Picking Up Lost Projects

Sega is in deep financial trouble. No wonder they weren’t willing to fund Bayonetta 2. And that’s when Nintendo came in and saved the project. Platinum Games was already working on The Wonderful 101 at the time, but with Nintendo’s help, they were ready to do another Wii U exclusive. The devs had said that Bayonetta 2 would not exist without Nintendo’s help, and the joint effort between Nintendo and Platinum games can only mean good things to come.

But will Nintendo stop there? Hopefully not. Picking up lost projects is in a way great PR for Nintendo. Think of them like superheroes, sweeping up those niche titles that only a few people are interested in. By putting the Nintendo label in, they immediately increase the game’s popularity, which is good for both Nintendo and the third party developer, in this case Platinum Games.

Working With Indies

What do Runner2, Cloudberry Kingdom, 1001 Spikes, Chasing Aurora, and Little Inferno have in common? They are all indie games coming directly to Wii U. It’s interesting to see Nintendo actively reaching out to indie publishers asking them to put stuff on the Wii U. Add that to the recent collaboration between Nintendo and Unity, and the Wii U may just be the best place for indie games there is.
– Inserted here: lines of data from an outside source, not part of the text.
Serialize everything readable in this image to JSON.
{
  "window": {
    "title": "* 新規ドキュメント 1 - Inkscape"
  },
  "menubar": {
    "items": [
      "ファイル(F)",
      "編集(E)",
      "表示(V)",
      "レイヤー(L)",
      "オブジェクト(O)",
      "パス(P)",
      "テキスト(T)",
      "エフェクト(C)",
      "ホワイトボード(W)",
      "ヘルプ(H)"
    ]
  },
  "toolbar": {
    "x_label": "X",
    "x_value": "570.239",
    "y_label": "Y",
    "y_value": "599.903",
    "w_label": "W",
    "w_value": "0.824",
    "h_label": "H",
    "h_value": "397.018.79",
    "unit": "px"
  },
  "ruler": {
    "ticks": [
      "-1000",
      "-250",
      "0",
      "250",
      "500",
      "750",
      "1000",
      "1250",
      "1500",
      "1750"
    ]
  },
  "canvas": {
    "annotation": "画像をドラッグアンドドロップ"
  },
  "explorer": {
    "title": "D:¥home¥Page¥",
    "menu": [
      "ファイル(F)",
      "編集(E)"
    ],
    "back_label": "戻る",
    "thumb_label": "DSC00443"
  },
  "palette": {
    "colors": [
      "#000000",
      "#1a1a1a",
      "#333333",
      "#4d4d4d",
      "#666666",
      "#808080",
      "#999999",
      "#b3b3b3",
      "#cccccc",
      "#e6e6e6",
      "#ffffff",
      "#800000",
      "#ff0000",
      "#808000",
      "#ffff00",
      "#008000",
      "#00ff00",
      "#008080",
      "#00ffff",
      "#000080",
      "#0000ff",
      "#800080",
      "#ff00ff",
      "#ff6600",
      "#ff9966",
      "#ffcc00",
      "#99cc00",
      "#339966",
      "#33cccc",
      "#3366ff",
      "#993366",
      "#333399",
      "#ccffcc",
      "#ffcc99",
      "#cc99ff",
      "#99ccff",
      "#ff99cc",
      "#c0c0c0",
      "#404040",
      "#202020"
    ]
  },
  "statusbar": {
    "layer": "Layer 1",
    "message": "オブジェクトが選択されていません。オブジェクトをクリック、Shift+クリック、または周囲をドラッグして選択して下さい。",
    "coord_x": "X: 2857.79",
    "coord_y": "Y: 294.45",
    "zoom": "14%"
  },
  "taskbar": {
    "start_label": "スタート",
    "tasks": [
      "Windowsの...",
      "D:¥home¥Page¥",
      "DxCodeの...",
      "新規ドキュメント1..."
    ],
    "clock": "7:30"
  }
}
But don’t take my word for it. Chasing Aurora devs Broken Rules have praised how easy it has been to work with Nintendo on the Wii U. Little Inferno devs 2D Boy Tomorrow Corporation has praised Nintendo for listening to their complaints about Wiiware. Toki Tori 2 devs Two Tribes have complimented Nintendo on how much they’ve improved their digital distribution systems this past year. If this keeps up, Nintendo may just be the next go-to guy for indie devs everywhere.

Isn’t it crazy, Nintendo doing all these things not just for big third party developers, but for small ones as well? Isn’t it strange that we are now seeing Mario and Link in games not made or published by Nintendo? Isn’t it weird that Nintendo is actively reaching out toward developers to make sure their games will be successful? Perhaps Nintendo really has changed. Good thing, too.

For Nintendo and third parties, change starts with Wii U.

How do you feel about Nintendo’s newfound relationships with third parties?